In a piece for The Yale Review, Garth Greenwell writes about the perils of moral judgement as the primary mode of engagement with a text and sorting books into piles of righteous and problematic. “These responses sometimes seem to me an index of anxiety I see more and more in my students, in my friends and myself, a kind of paranoia about our own moral status, a desire to demonstrate our personal righteousness in our response to art”, Greenwell writes.

However, such responses are sometimes just a reaction against a certain kind of writing that seems disrespectful at a certain time when the truth is that the same writing can be a great piece of literature and serve as a true record of the social attitudes.

Kanyadan, written in the early 20th century by Harimohan Jha and translated by Lalit Kumar as The Bride is one such book. This nuanced translation of the culturally and politically important piece of literature, The Bride, captures the slice of early 20th century life of Mithila society. While it successfully captures the interior life of Maithil men, the story of Maithil women remains untold.

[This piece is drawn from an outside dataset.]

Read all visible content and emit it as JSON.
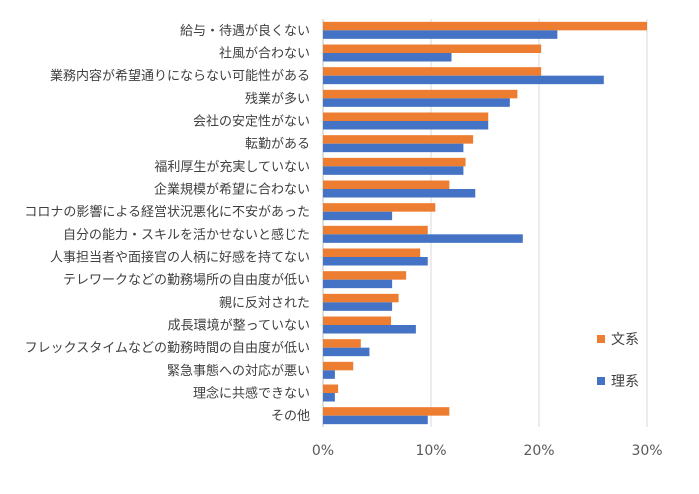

Life in 20th century Mithila

The Bride illustrates a culture of ill-matched marriages at the end of which, the bridegroom ends up abandoning the bride to a life of social isolation. In the very beginning, the reader is introduced to a typical Maithil household with its peculiar domestic squabbles. We also learn of the roles gender plays in the domestic space. The younger women of the house retreat into their corners when an elder male enters the premise. Their lives are limited to the inner courtyard of the house as is custom in dominant caste households.

The Bride exposes the backward and peculiar practices of the Mithila region of Bihar. With prose that is animated with emotions, the author successfully captures the people of Mithila and their daily lives. He writes of the unparalleled importance of weddings and its rituals in the lives of Maithil people – some of which are still prevalent.

In contrast to Buchia, the bride, her sister-in-law is a bookworm who reads Hindi language magazines and enjoys marital bliss. She has an affectionate husband who seems to appreciate a smart and educated wife. Her reading and intellect is a source of friction between her and her mother-in-law.

The male protagonist of the book, CC Mishra, is familiar to the modern reader – a shallow misogynistic man, ignorant of the realities of women, masquerading as a genius and social warrior. At times, even Earth’s gravitational pull isn’t enough to pull him back to ground realities as he dreams of an ideal Maithil girl who is born and brought up in rural Mithila but is modern enough to accompany him to the city and fulfil her duties of entertaining him as his companion. A match for his false genius. He seeks a partner who can “awaken and intensify his poetic sensibilities”. CC Mishra seems to dislike a social system that he himself appropriates and benefits from. Some of the most hilarious moments in the novel are when the author comments on Mishra’s stupidity.

Harimohan Jha also condemns the derogatory marriage markets, the Sabhagacchi, of Mithila where women are commodities being exchanged for money or for caste mobility. Money changes hands as women are traded. Jha captures a society that is in battle against itself – the modern versus the traditional – as people try to push the boundaries of caste and customs with the help of modern education.

Harimohan Jha exposes the hypocrisy and greed of Maithil Brahmins with instances that add humour to his writing. He also highlights the maltreatment of domestic workers by members of the dominant caste. When a domestic worker goes outside of Mithila, he is surprised to find that his caste is not as important as he was made to believe.

Leaving the bride behind

A foreword by Harish Trivedi groups this book with other writings that from the same time about the social evils that have cast a long shadow on the lives of women. While The Bride may address such matters, I would not say that it concerns itself too much with the social empowerment of women as much as it uses certain practices as sub-plots. Harimohan Jha believes in reform, but his ideas are far from radical.

Maithil women have been held back by the cruel institutions of child marriage and widowhood. The Bride falls short as it fails to shine a light on the lives of the young brides who are left behind, unloved and abandoned. While the readers get a detailed account of the desires of the bridegroom, the silence of the abandoned and unloved bride looms heavy. Jha offers us a glimpse into the psyche of an arrogant man masquerading as the 20th-century feminist, but the bride that he leaves behind is reduced to the caricature of an ignorant, silly girl.

That being said, one cannot deny the literariness of the text as Harimohan Jha peppers his prose with allusions – (of the wake left in the water by a steamer that) “like the desires of a child widow, it disappeared as swiftly as it surfaced”. Conversations between the characters take place in a mix of languages – Hindi and Maithili, to reflect the pluralistic culture of Bihar.

The Bride, Harimohan Jha, translated from the Maithili by Lalit Kumar, HarperCollins India.